Comme dans la presse de tant d’autres pays, il y a du bon, il y a du moins bon et il y a du mauvais. Si on prend l’exemple sur lequel nous travaillons, la question du genre, les déséquilibres dont on parle, on les sent. On a même fait des exercices pratiques dessus, on a parcouru la une des journaux, on a vu les déséquilibres dans la représentation des femmes dans la presse, comment les femmes sont représentées dans nos organes de presse. Mais ce n’est pas une spécificité béninoise, c’est quelque chose qui dépasse les frontières du Bénin, c’est quelque chose qui concerne beaucoup de pays. Et ce genre de formation vise à aider les journalistes à prendre conscience de ces phénomènes-là, à les rectifier et à savoir qu’ils ont un rôle. Si nous voulons que nos sociétés changent dans le bon sens, que nos sociétés soient plus équilibrées, que les gens aient les mêmes chances dans la vie et que tous les citoyens et toutes les citoyennes puissent contribuer de manière positive au développement, il nous faudra intégrer forcément toutes les composantes de la société, que ce soient les hommes, que ce soient les femmes.
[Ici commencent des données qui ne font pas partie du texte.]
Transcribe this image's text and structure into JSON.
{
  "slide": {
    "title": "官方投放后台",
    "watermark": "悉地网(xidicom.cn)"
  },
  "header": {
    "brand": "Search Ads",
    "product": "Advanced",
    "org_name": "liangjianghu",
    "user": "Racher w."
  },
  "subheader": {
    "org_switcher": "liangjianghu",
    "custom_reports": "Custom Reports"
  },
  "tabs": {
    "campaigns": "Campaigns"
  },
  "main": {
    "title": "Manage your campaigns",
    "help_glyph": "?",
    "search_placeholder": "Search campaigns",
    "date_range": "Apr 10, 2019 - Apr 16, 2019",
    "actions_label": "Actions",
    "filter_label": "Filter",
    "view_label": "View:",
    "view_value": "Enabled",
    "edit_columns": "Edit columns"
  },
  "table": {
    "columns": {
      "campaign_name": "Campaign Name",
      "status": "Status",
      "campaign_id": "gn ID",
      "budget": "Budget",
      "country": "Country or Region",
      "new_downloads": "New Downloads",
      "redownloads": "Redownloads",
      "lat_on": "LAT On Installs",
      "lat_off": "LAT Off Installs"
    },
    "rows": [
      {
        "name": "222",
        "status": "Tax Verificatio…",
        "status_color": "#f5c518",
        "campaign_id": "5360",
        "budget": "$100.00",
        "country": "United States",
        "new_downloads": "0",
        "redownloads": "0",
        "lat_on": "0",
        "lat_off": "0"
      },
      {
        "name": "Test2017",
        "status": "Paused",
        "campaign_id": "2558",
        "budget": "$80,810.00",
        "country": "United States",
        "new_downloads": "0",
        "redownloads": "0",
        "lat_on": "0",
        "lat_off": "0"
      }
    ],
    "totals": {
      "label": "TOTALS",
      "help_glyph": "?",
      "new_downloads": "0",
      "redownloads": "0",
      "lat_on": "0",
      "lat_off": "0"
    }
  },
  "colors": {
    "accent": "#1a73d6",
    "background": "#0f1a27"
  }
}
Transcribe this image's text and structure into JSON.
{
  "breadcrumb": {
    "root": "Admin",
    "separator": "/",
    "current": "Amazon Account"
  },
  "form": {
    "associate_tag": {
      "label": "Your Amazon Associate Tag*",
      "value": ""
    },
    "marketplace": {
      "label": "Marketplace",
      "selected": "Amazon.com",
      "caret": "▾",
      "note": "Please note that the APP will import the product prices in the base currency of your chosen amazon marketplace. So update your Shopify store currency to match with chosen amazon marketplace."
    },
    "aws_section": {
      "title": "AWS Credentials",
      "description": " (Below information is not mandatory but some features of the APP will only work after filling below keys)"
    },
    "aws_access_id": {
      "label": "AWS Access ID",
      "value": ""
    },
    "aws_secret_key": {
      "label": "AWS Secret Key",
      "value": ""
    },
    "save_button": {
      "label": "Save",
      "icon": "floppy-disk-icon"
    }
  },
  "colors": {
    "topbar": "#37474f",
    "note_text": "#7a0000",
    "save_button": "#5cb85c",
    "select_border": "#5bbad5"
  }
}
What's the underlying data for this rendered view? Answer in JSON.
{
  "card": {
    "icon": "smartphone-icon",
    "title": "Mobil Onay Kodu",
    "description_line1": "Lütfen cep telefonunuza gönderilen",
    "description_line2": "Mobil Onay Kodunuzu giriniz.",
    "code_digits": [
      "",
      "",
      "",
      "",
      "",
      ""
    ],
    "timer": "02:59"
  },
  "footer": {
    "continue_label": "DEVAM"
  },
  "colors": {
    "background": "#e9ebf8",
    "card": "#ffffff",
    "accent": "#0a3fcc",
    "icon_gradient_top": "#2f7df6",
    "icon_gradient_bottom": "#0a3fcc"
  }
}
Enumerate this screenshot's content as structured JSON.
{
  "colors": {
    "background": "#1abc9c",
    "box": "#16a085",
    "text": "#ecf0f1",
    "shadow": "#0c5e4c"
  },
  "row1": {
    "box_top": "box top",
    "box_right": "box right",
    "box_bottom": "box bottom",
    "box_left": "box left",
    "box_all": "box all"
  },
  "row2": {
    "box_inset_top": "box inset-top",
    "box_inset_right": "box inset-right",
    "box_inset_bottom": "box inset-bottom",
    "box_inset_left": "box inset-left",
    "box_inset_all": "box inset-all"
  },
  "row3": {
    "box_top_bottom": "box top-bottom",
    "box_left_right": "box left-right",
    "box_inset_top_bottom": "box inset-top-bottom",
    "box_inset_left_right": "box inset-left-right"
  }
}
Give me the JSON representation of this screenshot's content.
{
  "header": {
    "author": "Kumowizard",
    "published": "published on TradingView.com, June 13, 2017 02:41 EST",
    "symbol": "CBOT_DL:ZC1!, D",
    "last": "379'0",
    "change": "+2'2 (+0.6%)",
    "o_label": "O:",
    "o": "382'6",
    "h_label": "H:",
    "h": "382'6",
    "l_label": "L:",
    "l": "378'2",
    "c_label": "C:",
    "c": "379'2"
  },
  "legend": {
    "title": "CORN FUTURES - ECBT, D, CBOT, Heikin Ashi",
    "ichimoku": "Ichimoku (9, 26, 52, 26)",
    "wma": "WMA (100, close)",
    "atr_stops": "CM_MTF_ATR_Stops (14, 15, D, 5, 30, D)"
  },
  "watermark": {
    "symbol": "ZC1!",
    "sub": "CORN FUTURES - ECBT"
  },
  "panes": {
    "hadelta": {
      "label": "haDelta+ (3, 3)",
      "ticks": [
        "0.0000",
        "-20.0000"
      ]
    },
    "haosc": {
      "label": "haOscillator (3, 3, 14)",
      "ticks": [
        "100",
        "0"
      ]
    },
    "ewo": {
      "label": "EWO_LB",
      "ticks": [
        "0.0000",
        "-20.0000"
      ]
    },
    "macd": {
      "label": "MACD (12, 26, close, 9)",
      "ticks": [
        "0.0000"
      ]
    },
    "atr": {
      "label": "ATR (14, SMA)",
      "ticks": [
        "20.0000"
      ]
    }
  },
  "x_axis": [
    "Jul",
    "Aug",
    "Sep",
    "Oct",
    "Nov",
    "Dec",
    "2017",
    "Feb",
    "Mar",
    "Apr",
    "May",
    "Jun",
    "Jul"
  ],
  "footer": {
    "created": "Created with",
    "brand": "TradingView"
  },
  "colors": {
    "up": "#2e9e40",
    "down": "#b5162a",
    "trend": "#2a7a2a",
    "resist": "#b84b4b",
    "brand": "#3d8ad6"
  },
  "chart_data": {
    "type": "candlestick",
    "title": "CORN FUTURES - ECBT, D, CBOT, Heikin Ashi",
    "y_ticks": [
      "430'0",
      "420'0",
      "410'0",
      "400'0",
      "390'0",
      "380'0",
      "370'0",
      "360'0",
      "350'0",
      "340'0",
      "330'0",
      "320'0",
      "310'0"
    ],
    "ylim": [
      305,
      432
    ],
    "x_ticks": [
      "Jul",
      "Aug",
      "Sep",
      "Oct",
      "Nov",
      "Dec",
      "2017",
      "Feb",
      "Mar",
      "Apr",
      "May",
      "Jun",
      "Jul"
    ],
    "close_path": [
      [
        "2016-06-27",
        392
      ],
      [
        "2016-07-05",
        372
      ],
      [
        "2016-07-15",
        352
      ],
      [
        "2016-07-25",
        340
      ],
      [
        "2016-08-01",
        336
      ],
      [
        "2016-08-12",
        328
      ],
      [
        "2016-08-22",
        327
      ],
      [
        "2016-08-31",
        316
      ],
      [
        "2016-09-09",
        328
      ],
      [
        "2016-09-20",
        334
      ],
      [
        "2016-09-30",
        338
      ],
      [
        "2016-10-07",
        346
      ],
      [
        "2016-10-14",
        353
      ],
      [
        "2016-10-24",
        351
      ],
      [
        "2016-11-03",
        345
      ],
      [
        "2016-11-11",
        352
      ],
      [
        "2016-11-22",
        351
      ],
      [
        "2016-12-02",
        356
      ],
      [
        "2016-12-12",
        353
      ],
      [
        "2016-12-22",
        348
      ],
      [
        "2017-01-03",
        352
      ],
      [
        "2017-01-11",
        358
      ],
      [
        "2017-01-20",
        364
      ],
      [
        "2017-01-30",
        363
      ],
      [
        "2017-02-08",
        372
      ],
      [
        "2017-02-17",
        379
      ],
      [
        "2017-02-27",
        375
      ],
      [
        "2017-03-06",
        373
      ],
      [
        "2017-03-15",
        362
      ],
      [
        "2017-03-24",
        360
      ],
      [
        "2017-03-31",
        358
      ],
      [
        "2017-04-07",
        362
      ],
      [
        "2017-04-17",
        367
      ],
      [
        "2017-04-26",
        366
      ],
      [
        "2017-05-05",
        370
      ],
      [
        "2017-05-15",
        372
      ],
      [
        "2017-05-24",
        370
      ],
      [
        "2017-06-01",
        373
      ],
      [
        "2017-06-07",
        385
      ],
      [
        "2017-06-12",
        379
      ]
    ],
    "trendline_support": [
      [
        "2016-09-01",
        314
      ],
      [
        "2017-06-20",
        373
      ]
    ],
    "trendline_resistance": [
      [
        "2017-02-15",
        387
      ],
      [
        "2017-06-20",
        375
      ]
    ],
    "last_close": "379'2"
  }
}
Que répondez-vous à ceux qui avancent que ça ne sera pas évident, étant donné le conservatisme de la société béninoise?

J’ai une formule que j’aime dire : « on est conservateur quand on a quelque chose à conserver». Je suis sûr que la société béninoise a aussi son propre dynamisme, comme dans toutes les autres sociétés. Je suis sûr qu’il y a des choses qui n’étaient pas acceptées,il y a 10, 20, 100 ans, mais qui sont aujourd’hui acceptées. Je crois que le changement social se fait de manière progressive. Cela dit, la formation ne vise pas à dire que les journalistes doivent tout chambouler. Il n’est pas question de tout chambouler. Il est question de voir, dans ce que nos sociétés font, ce que nous pouvons changer sans forcément créer des conflits, sans créer des situations conflictuelles, sans créer des situations qui peuvent avoir des contrecoups négatifs dans la société. Il s’agit de participer au changement positif de la société, sans forcément tout remettre en question. Il y a des valeurs qui sont là, que tout le monde respecte, que tout le monde accepte. Il n’est pas question de fondamentalement tout remettre en cause. Dans toute société où vous allez, il y a des valeurs, mais il faudrait aussi qu’on ait le courage aussi de discuter de ces valeurs : quelles sont celles avec lesquelles nous pouvons continuer d’exister et rester une société harmonieuse, et quelles sont celles que nous pouvons changer sans que ça ne porte atteinte à notre  société, mais qu’au contraire, ça contribue au développement de notre société.

Quelle sera la suite après la session de Cotonou ?

En tant que principal formateur et en tant que directeur de l’Ecole supérieure de journalisme, des métiers de l’Internet et de la communication qui est chargée de mettre en œuvre ce programme, je serai très heureux si demain, parmi ceux qui ont participé, je vois des gens qui ont progressé dans leur perception des choses, qui ont progressé dans leur manière de traiter l’information. Pour moi, c’est ça la suite. C’est que demain, dans les rédactions, on trouve un meilleur traitement, que parmi les gens qui ont été formés, qu’il y en ait qui soient capables d’expliquer ces choses-là, et de le rendre dans leurs travaux,de manière professionnelle. Je crois que ça sera une excellente suite. Si demain, on me dit qu’un journaliste ou une journaliste parmi les participants,a remporté un prix parce qu’il ou elle a écrit un excellent article sur le genre, ça sera preuve du succès de ce que nous sommes en train de faire.